What is Agent Format?
Agent Format is a declarative, runtime-agnostic YAML standard for defining AI agent systems. An .agf.yaml file captures everything an agent is — its identity, interface contract, action space, safety constraints, approval requirements, and execution strategy — in a single, portable, human-readable document.
Think of Agent Format as "Kubernetes" for AI Agents. Just as a Kubernetes manifest declares what a container needs (ports, volumes, resource limits) and the cluster decides how to schedule it, an .agf.yaml declares what an agent needs and the runtime decides how to execute it.
Or, for a simpler analogy: an .agf.yaml file is like an architect's blueprint. The blueprint specifies rooms, dimensions, materials, and safety requirements — but does not dictate which construction crew builds it, which concrete supplier is used, or which crane lifts the beams. Any licensed contractor can build from the same blueprint.
Key Value Propositions
| Value | Description |
|---|---|
| Write once, run on compliant runtimes | The same .agf.yaml runs across runtimes that implement the referenced standard policies. No code changes, no vendor lock-in. |
| Declarative safety | Approval requirements, budget limits, and governance policies are declared in the YAML, not scattered across code. Auditors read YAML, not source code. |
| Enterprise governance | A two-layer constraint model lets governance teams enforce invisible, organization-wide policies on top of agent-level declarations. |
| Composable multi-agent systems | Local agents, remote agents (A2A protocol), and MCP tool servers are first-class citizens with unified approval and constraint semantics. |
| Schema-validated | Every .agf.yaml is validated against a JSON Schema.

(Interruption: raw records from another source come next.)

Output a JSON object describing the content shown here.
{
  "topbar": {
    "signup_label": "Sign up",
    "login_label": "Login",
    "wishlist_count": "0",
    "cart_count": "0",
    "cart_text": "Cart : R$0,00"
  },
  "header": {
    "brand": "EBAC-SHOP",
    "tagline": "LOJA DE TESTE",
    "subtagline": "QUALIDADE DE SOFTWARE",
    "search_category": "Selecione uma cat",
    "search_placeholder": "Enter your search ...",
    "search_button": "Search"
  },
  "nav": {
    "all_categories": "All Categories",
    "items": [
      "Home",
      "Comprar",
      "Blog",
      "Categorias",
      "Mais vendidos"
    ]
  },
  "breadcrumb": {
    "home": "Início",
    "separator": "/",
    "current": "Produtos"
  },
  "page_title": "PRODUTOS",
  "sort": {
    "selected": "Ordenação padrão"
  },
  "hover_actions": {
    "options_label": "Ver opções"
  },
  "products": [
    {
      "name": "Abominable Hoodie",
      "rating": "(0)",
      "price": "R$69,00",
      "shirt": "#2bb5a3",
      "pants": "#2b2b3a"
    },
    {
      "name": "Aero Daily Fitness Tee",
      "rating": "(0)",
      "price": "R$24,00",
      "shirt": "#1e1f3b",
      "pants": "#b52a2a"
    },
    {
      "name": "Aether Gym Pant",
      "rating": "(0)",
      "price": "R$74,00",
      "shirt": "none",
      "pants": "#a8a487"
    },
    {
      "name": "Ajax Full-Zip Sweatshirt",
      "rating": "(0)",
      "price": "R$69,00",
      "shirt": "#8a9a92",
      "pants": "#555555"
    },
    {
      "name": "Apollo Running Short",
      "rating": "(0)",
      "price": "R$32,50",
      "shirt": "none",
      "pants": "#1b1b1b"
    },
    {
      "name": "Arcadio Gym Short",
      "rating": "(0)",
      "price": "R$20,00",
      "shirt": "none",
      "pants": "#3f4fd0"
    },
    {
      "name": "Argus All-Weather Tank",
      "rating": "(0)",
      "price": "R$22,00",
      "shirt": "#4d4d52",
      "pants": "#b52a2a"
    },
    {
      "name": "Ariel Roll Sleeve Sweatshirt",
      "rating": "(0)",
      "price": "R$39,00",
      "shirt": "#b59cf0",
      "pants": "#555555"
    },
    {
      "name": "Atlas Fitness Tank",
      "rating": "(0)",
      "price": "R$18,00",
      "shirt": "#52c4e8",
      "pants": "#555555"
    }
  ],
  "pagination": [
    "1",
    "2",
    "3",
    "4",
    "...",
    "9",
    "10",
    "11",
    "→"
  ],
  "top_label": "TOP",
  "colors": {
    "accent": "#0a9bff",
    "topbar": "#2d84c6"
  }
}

Misconfigurations are caught at authoring time, not at runtime. |
Kubernetes Analogy Mapping
| Kubernetes Concept | Agent Format Equivalent |
|---|---|
| Pod manifest | .agf.yaml |
| Resource requests/limits | constraints.budget / constraints.limits |
| Network policies | governance_policies |
| Admission controllers | Governance + approval |
| Labels/selectors | metadata.labels |
| Annotations | metadata.annotations |
| CRDs (Custom Resource Definitions) | x-<vendor>.* execution policies |
| Built-in resources (Pod, Deployment) | agf.* standard policies |
What This Documentation Covers
This documentation is the flagship specification for the Agent Format open standard. It is fully self-contained — a reader should understand the entire standard from these pages. Specifically, it covers:
- The six-role ecosystem model and how roles interact
- The WHAT/HOW design principle and the three-question litmus test for field placement
- A complete field-by-field reference for every schema element
- The execution policy model (standard
agf.*and vendorx-*namespaces) - Human-in-the-loop approval (per-tool, conditional, composable with governance)
- Enterprise governance via opaque policy references and a two-layer constraint model
- Comprehensive YAML examples at increasing complexity
- The vision for agentformat.org as the neutral home for the standard
- Integrations and ecosystem — how Agent Format works with MCP, A2A, and framework adapters
Non-Goals
Agent Format intentionally does not cover the following concerns. Recognizing these boundaries helps implementers understand where the standard ends and where runtime-specific or complementary standards begin.
| Non-Goal | Rationale |
|---|---|
| Runtime behavior specification | The standard declares WHAT an agent needs, not HOW the runtime executes it. Execution internals (event loops, threading models, streaming protocols) are runtime-specific. |
| Authentication and credentials | Credentials, OAuth flows, API keys, and mTLS certificates are deployment-specific. The runtime maps abstract references (server_ref, alias) to concrete connection details. |
| Wire protocols | Agent Format does not define how agents communicate over the network. A2A (agent-to-agent) and MCP (tool invocation) handle protocol concerns. |
| Model-specific APIs | The standard is model-agnostic. Fields like provider and model are preferences, not binding requirements. The runtime selects and configures the actual model. |
| Audit record shape | While the standard declares what requires approval and which governance policies apply, the shape of audit records, trace logs, and compliance reports is a runtime specification concern. |
| Pricing and cost modeling | Token costs vary by model, provider, and contract. The standard provides max_token_usage (portable) but not max_cost_usd (not portable). |
| UI/UX for approval workflows | The standard declares that approval is required; the runtime decides whether to deliver it via Slack, email, CLI, or a custom UI. |
| Agent discovery and registry APIs | The standard provides metadata fields (namespace, labels, data_classification) that registries can index, but does not define registry APIs. |
Notational Conventions
The key words "MUST", "MUST NOT", "REQUIRED", "SHALL", "SHALL NOT", "SHOULD", "SHOULD NOT", "RECOMMENDED", "MAY", and "OPTIONAL" in this documentation are to be interpreted as described in RFC 2119 and RFC 8174.